Immunotherapy treatments need to be given regularly and only certain patients (patients who are sensitive to one or two allergens only) are suitable for it. Your suitability will be determined during your consultation with the doctor.
Allergic rhinitis is associated with other conditions such as sinusitis, otitis media, Eustachian tube dysfunction and allergic conjunctivitis. It is also related to diseases such as asthma, nasal polyps and atopic eczema.
Of all patients with allergic rhinitis, 20% will have asthma. There is now enough evidence to show that uncontrolled rhinitis can worsen asthma and atopic eczema. This is particularly important in the management of children with asthma.
Allergic Rhinitis is Not the Same as Sinusitis
“Doctor, I think I have sinus!” is a common remark heard in the clinics of ear, nose and throat surgeons (also known as otorhinolaryngologists).
Take note that sinuses are air-filled cavities which are present within the bony skull of the face and within the head.

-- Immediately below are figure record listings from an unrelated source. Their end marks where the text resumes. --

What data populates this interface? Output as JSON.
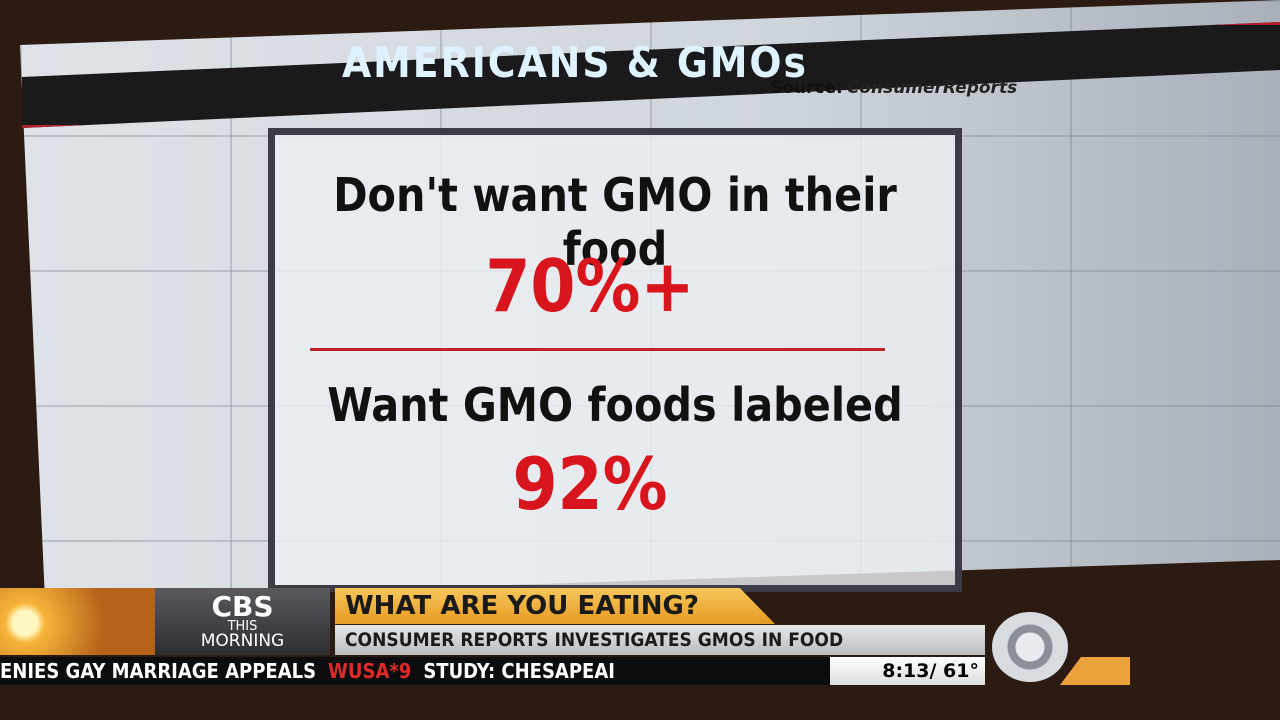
{
  "screen": {
    "title": "AMERICANS & GMOs",
    "source_label": "Source:",
    "source_name": "ConsumerReports",
    "stats": [
      {
        "label": "Don't want GMO in their food",
        "value": "70%+"
      },
      {
        "label": "Want GMO foods labeled",
        "value": "92%"
      }
    ]
  },
  "lower_third": {
    "network": "CBS",
    "show_line1": "THIS",
    "show_line2": "MORNING",
    "headline": "WHAT ARE YOU EATING?",
    "subheadline": "CONSUMER REPORTS INVESTIGATES GMOS IN FOOD"
  },
  "ticker": {
    "text": "ENIES GAY MARRIAGE APPEALS",
    "station": "WUSA*9",
    "text2": "STUDY: CHESAPEAI",
    "time": "8:13/",
    "temp": "61°"
  }
}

Sinusitis occurs when there is inflammation of the lining of the sinuses.
Although rhinitis and sinusitis can occur together, the symptoms of sinusitis are facial pain (pain in the cheeks, forehead and around or between the eyes), headache, mucus dripping down the throat, tiredness and bad breath.
Rhinitis is more common than sinusitis. Treatments for sinusitis may vary slightly from treatments for rhinitis; it is best to have a proper diagnosis of your condition.

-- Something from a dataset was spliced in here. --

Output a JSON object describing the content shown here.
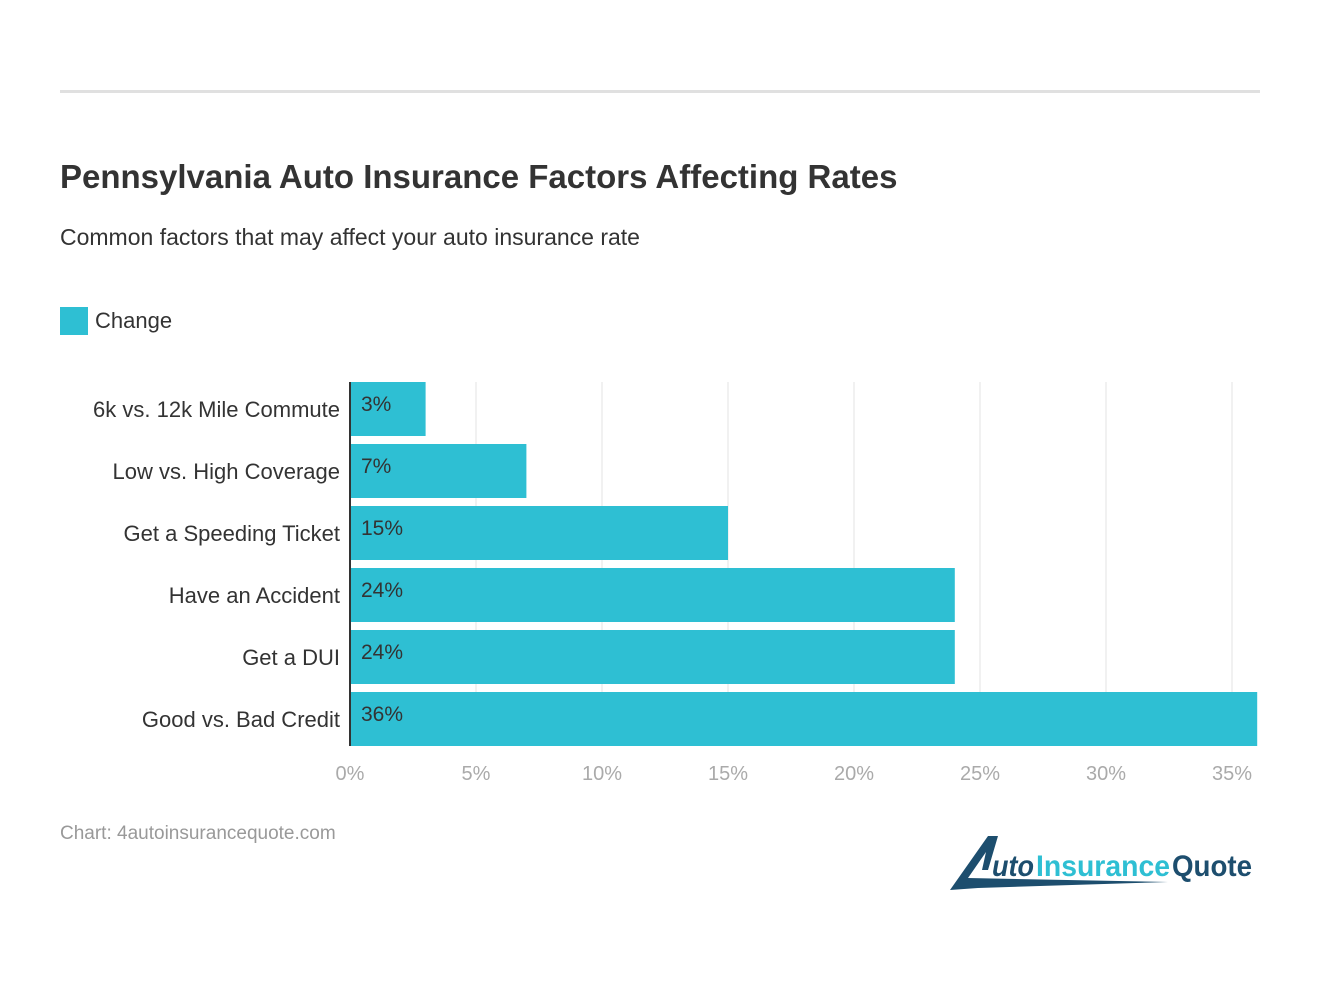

Apart from the nose, allergy can affect other systems and cause tummy ache, vomiting, diarrhoea or breathing problems. Severe allergic reactions such as angioedema and anaphylaxis can be life-threatening. A detailed consultation with a specialist is the first step in managing your allergies.
Allergic rhinitis is worth treating because whether you have mild and intermittent symptoms or debilitating symptoms, treating the rhinitis will definitely improve the quality of your daily life.